1990 Honda Accord -- Body
The 1990 Accord has a fresh, new style that gives it a distinct, international look while reflecting traditional Accord design themes. Beneath the skin, its architecture is all new, redesigned for greater structural integrity. Its cabin is spacious, bright, and the focus of its overall design.
The Accord's unit body is stronger and more rigid, with extensive designed-in corrosion protection. Heavier gauge steel is used in many exterior panels, not only to increase strength but to ensure a feeling of quality and substance. Designers concentrated on reducing the number of seams, refining fit and finish and countless other details in an effort to create the perception, as well as the reality, of solid quality.
Larger in every major exterior dimension, the new Accord also has more interior space, particularly for rear seat passengers. And the interior, because of the Accord's large glass area, has an airy, open feeling.
Honda Accord Exterior Dimensions
|Wheelbase (mm/in.)||2720/107.1||2600/102.4||+ 120/4.7|
|Length (mm/in.)||4695/184.8||4565/179.7||+ 130/5.1|
The styling of the new Accord gives it a strong visual presence. Its look is refined and contemporary, with an international, European sedan flavor. Though a completely new design, it retains traditional Accord styling cues, like a sharply sloping hood, large glass area, wedge shape and high rear deck.
A central element of the design is the Accord's long cabin area, or greenhouse. Taking advantage of the car's added length, Honda designers moved the leading edge of windshield forward 150 mm (nearly six inches) and raked the glass back at a sharper angle. This shortened the hood, giving it a more aggressive look while softening the transition between the hood and windshield lines. Additional cabin length was added in the rear as well, allowing for a sharply swept rear glass without compromising rear seat headroom.
The front of the new Accord is rounded and set off by clear-lens, flush headlights that accentuate its width and add sparkling counterpoints to the flush bumper and front skirt. These halogen headlights are a new Honda design. Unlike conventional lamps, which focus the light through the lens, these have a clear lens and the light is directed by the faceted reflector.
The surface of the new Accord is nearly flush; there's just a 3 mm (0.12 in.) difference between glass and metal planes. Extensive wind tunnel testing was done to reduce wind noise, particularly along the A-pillars and top front corners of the car.
The Accord's profile is defined by a subtle character line which curves smoothly along the upper body, uniting the rounded front with the squared-off rear portion of the car. The side window frames accentuate the glass-to-metal relationship. (Glass area has been increased substantially: the windshield by 20 percent, the side windows by 17 percent and the rear window by 14 percent.) These elements combine with the Accord's short front and rear overhangs, wide stance, larger wheels and tires, and long wheelbase to give it a distinct personality and strong visual authority.

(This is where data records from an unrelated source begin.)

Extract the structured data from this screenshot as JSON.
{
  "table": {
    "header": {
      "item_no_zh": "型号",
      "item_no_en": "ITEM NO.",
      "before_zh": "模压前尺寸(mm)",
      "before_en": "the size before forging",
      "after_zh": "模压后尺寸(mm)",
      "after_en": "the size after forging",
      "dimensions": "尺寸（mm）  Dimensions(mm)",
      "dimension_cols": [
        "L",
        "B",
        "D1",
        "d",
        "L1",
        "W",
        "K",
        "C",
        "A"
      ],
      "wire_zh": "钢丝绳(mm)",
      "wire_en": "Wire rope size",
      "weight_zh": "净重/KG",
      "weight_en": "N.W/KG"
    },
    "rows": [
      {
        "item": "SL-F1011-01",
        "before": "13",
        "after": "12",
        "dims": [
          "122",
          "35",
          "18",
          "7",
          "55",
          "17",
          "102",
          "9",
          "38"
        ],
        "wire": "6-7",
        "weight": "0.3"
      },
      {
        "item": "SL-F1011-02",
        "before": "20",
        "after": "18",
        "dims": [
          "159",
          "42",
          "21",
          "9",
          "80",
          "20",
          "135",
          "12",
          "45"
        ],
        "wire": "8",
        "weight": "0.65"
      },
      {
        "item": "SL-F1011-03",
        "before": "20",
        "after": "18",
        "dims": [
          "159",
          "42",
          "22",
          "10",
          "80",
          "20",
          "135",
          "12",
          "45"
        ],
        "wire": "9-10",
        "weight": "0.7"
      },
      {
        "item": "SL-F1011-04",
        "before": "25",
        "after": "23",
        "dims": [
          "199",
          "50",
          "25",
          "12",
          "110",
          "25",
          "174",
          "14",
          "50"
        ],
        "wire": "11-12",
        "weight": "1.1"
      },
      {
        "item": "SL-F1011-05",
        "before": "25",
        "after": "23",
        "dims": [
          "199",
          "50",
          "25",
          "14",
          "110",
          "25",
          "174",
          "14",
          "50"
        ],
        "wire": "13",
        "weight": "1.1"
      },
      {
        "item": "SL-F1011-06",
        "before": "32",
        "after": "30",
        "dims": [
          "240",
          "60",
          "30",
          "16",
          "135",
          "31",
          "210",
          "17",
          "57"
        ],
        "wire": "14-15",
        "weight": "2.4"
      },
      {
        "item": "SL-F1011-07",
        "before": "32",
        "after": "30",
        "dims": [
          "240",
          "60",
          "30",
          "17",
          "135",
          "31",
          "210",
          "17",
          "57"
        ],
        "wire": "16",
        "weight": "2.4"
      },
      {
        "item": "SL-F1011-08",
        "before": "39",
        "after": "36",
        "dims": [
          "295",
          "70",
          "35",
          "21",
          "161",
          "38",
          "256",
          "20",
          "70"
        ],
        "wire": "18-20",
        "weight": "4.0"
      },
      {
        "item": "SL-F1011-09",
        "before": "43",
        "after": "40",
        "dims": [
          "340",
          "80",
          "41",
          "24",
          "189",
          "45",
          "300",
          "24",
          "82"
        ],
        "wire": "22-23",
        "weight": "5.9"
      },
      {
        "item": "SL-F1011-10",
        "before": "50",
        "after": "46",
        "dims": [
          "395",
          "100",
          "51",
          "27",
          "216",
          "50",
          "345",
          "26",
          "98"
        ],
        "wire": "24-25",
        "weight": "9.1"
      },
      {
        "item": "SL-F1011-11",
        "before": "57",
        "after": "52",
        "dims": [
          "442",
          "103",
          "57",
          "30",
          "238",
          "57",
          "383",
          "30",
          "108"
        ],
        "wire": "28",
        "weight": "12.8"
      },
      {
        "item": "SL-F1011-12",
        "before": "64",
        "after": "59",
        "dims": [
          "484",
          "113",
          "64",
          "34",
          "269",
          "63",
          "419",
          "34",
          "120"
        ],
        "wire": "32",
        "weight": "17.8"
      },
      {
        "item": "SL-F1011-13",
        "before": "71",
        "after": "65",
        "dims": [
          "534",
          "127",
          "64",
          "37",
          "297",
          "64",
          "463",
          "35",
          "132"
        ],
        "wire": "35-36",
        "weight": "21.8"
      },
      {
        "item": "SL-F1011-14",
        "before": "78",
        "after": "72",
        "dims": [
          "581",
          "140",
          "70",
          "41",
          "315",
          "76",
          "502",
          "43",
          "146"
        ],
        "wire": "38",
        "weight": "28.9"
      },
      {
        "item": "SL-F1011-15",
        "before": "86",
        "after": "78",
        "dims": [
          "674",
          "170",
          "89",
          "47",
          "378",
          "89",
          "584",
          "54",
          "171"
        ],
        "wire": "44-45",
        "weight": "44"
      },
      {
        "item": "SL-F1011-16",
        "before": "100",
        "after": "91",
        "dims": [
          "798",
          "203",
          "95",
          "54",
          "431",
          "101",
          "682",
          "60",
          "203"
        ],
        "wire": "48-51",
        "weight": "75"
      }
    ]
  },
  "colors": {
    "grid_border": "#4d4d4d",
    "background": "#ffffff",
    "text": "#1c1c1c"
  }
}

The rigidity of the Accord's unit-body has been increased, in every axis, through a combination of design refinement and the use of heavier gauge panels in high-load areas and the suspension mounting structure. The greater stiffness of the platform results in improved ride and responsive handling, reduced noise and vibration, and gives the car a solid, high-quality feel.
The body's torsional rigidity is increased by 20 percent and its bending rigidity by 30 percent. Equal or greater improvements in structural integrity were realized by redesigning the doors, floor pan, side sills, pillar cross sections, and the hood and deck lids. The doors, in particular, were strengthened to accommodate the larger windows, and the thickness of their outer skin was increased. New latch mechanisms were designed so that the doors close easily with a solid, high-quality sound.
Since the glass area of the new Accord's windshield is considerably larger than before, a new, completely integrated, modular windshield wiper system was designed. It incorporates a more powerful motor, linkage and other components into a single, modular unit contained in a lightweight aluminum frame. Air flow data was used to locate the windshield washer nozzles to minimize disturbance caused by vehicle speed.
Anew, more compact framework was designed for the moonroof, a standard feature of the Accord EX Sedan and Coupe. Its components are arranged in a single plane rather than in layers, making it 13 mm (0.51 in.) thinner, thus providing that much more headroom.
Corrosion resistant materials and special treatments are used in 85 percent of the Accord's body, with primer and paint covering the rest of its surface area. These include galvanized steel, zinc phosphate coating, urethane foam, and the injection of anti-rust wax. In areas particularly prone to corrosion, plastic and resin components are used; the fuel filler door, for example, is a thick, one-piece plastic moulding. Resin panels and splash shields line the entire lower perimeter of the car, from the bumpers to the side sills and inside the wheelwells, for further corrosion protection.
A major design priority was the elimination of flanges. These are exterior seams, often seen in the underbody and beneath the side sills, that are difficult to treat for corrosion resistance and are susceptible to rust. Instead, most of the Accord' s exterior body and chassis panels are joined by overlapping them so that flange joints are not necessary.